WARSAW (Reuters) – Poland will shut kindergartens, hair salons and limit church service attendance from Saturday in response to the “most difficult moment” of the coronavirus outbreak, its prime minister said, as it set another record for daily cases.

Mateusz Morawiecki said the health service was reaching the limits of its capacity, and that restricting citizens’ mobility and business activity was essential to contain the virus’s spread.

“Poland today is in the most difficult moment of the pandemic in 13 months,” he told a news conference.

Along with its regional neighbours, Poland was spared the worst of the pandemic’s first wave, but has faced a sharp spike in third wave cases, which hit a daily peak of 34,151 according to data released on Thursday.

Morawiecki said further restrictions were not impossible if the situation worsens over the next two or three weeks and that mandatory quarantining could be introduced for arrivals at Poland’s southern border.

The government has blamed the more contagious variant of the virus first identified in Britain for the surge in cases, but critics point to delayed restrictions, citizens tired of new rules and limited government support for the healthcare system.

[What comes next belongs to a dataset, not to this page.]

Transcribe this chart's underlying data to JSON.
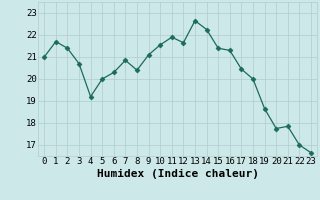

“What’s terrible is that in this most difficult moment, you are playing with the life and health of Poles,” The head of the opposition Civic Coalition grouping, Borys Budka, told a news conference on Thursday in a comment addressed at Morawiecki.

Poland has reported 2,154,821 coronavirus cases and 50,860 deaths, according to official figures. There are 36,231 available hospital beds for COVID-19 patients, of which 27,118 are occupied.